Lembranças

Levantei-me cedo. Encaminhei-me ao espelho e percebi que os vincos em meu rosto aumentaram exponencialmente. Cheia de estufefação, fiz minhas abluções, sentei à mesa e tomei meu desjejum. Duas lágrimas teimosas insistiam em descer sobre minhas maçãs do rosto já afetadas pela ação do tempo.
Vestida de forma simples, tomei o coletivo para ir ao velório de um querido companheiro de outras épocas. O dia estava abafado, as pessoas trafegavam com pressa pelas ruas, para se encerrar nos escritórios e produzirem as riquezas que encheriam os bolsos de outrem.
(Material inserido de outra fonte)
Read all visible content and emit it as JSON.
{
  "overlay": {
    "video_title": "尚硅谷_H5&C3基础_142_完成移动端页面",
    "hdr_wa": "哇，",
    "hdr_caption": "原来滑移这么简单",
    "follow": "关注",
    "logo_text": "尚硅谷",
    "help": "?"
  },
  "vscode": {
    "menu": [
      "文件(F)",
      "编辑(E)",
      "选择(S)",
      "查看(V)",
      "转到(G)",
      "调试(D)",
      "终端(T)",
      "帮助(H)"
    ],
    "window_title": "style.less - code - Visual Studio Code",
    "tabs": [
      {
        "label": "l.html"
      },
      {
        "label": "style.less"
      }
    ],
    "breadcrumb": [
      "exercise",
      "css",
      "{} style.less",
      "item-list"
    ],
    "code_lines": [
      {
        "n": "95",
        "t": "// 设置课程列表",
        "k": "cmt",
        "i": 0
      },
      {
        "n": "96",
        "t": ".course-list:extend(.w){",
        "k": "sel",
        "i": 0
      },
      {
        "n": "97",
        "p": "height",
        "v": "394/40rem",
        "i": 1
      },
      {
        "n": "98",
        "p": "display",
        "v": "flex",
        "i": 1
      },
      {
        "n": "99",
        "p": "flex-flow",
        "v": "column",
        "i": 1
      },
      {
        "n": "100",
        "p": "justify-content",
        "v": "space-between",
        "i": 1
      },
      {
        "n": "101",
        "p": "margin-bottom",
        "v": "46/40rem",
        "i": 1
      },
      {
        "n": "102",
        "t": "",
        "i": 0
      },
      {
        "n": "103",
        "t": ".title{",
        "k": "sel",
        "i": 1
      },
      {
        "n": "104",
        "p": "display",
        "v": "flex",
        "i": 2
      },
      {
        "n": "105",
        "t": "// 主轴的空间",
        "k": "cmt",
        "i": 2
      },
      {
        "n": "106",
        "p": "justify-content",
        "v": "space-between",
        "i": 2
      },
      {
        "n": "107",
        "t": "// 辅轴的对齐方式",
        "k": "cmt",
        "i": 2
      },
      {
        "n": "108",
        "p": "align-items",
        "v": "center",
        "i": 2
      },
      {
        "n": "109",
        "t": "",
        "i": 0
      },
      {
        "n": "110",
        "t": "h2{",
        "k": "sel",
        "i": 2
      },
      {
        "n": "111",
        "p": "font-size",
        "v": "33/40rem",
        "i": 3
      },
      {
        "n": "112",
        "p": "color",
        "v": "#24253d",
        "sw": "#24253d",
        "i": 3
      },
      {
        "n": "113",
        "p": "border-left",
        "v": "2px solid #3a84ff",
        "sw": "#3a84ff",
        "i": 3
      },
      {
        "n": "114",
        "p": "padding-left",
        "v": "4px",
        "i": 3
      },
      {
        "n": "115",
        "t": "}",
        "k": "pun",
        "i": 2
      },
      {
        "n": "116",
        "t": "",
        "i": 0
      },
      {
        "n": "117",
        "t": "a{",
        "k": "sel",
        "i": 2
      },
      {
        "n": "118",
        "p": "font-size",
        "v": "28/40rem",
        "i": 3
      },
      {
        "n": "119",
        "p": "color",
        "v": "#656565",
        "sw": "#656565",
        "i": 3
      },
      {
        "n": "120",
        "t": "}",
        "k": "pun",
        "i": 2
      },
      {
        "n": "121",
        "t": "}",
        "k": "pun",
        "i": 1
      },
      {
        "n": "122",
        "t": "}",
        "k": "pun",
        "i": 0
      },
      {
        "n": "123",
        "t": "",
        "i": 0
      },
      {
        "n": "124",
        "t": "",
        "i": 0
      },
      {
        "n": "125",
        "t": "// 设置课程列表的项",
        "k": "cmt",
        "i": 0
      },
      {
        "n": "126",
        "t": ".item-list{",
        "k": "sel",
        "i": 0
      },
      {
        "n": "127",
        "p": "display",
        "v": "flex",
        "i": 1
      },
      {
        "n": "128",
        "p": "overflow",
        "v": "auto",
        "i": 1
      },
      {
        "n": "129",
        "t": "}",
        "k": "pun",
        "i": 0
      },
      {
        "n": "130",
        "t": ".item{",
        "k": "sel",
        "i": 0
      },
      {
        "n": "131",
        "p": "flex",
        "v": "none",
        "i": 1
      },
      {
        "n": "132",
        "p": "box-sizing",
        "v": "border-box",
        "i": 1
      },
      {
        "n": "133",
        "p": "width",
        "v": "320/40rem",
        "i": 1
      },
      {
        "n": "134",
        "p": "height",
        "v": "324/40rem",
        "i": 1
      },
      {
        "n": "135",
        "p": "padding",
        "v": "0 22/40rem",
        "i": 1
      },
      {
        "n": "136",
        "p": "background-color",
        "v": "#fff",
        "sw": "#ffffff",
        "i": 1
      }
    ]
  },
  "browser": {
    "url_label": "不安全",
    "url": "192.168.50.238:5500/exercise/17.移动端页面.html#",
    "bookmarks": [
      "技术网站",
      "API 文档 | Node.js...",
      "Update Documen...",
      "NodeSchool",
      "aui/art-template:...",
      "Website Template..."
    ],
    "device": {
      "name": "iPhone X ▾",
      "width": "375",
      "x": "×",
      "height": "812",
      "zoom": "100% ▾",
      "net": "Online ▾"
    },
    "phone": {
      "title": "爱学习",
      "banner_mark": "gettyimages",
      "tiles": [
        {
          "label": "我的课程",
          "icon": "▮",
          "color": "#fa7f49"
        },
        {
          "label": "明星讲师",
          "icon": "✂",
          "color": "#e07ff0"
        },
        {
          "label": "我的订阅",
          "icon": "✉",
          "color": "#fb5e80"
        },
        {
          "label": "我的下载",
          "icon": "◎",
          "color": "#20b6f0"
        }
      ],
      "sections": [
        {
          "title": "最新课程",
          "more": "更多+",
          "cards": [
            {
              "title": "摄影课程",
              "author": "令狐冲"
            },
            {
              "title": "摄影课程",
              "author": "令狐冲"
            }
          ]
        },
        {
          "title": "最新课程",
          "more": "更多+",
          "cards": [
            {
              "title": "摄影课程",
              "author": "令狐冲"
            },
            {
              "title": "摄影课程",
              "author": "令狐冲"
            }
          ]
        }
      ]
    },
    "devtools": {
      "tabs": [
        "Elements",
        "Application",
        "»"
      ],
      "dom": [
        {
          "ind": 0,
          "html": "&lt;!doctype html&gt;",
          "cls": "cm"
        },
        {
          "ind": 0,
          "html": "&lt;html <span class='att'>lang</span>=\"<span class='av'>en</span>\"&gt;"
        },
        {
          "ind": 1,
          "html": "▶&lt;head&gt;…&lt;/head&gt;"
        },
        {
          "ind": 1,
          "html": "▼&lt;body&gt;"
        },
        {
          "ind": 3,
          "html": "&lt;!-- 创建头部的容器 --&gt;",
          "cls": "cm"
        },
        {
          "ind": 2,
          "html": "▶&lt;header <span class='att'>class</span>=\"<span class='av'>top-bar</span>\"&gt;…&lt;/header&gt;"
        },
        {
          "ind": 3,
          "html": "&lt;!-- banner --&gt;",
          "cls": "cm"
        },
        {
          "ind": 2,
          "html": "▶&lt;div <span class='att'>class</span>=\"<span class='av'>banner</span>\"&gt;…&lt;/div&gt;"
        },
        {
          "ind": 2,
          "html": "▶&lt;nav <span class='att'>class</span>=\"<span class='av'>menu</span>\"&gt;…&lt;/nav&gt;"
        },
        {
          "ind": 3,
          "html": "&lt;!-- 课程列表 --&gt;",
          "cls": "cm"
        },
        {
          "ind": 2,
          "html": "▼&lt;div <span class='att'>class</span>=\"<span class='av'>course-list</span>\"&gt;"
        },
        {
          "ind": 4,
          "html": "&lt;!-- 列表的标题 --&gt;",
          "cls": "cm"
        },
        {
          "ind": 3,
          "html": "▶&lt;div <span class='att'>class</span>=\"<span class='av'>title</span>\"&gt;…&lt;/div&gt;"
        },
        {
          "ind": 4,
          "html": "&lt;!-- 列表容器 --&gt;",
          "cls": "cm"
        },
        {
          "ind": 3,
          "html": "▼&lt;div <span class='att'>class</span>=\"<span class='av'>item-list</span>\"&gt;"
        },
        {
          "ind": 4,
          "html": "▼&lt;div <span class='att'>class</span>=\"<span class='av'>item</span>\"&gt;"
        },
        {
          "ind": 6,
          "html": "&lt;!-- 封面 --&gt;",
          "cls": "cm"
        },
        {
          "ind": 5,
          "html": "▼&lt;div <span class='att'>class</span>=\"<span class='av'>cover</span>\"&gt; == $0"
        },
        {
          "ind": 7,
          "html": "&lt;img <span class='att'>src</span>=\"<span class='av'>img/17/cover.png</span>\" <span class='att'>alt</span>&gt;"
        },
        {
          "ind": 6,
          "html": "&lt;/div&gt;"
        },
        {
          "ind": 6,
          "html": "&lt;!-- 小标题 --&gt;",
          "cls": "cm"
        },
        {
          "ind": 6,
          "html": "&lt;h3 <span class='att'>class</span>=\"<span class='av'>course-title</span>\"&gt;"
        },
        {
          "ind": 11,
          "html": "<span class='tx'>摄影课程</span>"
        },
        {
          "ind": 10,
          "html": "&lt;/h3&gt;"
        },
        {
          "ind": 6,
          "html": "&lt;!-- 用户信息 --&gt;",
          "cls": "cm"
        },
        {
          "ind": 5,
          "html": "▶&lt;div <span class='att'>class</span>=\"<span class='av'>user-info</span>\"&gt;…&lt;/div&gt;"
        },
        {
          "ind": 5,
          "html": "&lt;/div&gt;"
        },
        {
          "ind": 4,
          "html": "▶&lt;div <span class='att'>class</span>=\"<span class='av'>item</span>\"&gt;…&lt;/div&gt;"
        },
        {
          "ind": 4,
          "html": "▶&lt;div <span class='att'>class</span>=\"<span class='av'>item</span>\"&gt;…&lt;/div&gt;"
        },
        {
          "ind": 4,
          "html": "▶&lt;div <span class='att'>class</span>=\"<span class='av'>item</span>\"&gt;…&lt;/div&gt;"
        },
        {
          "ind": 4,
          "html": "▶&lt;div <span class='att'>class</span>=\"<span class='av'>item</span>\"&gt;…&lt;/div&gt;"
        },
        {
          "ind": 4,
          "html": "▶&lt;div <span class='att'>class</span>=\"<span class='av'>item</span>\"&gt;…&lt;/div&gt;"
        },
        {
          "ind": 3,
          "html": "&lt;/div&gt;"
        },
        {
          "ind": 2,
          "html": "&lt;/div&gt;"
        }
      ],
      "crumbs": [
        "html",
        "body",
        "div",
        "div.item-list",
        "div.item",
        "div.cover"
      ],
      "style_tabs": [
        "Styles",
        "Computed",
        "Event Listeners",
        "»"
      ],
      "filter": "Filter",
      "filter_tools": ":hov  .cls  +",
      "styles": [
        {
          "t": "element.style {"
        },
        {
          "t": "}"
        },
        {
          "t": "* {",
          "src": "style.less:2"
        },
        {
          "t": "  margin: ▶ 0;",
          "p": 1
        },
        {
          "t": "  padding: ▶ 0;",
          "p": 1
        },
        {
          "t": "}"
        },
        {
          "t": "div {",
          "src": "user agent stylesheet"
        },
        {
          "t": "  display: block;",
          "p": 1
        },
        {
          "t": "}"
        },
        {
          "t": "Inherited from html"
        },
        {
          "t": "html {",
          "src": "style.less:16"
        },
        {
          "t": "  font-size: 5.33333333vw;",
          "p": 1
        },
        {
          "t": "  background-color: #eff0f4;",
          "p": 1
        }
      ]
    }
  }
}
O céu estava encoberto por nuvens, o que tornava o dia cinzento, meio irreal, fantasmagórico. Os acontecimentos pareciam se desdobrar com uma velocidade atípica, contrária às leis da Física.
Sentia olhares piedosos recaindo sobre mim. Eu envelhecera subitamente. Fui deitar com uma aparência e acordei transfigurada. Não sei o que houve, mas agora só me importa chegar à despedida do homem que me fez tão feliz e por quem eu já derramei muitas lágrimas. Hoje não choro. Pelo menos não em profusão. O pouco líquido que verte é fruto de um fio de sentimento que resta nesse peito tão cansado.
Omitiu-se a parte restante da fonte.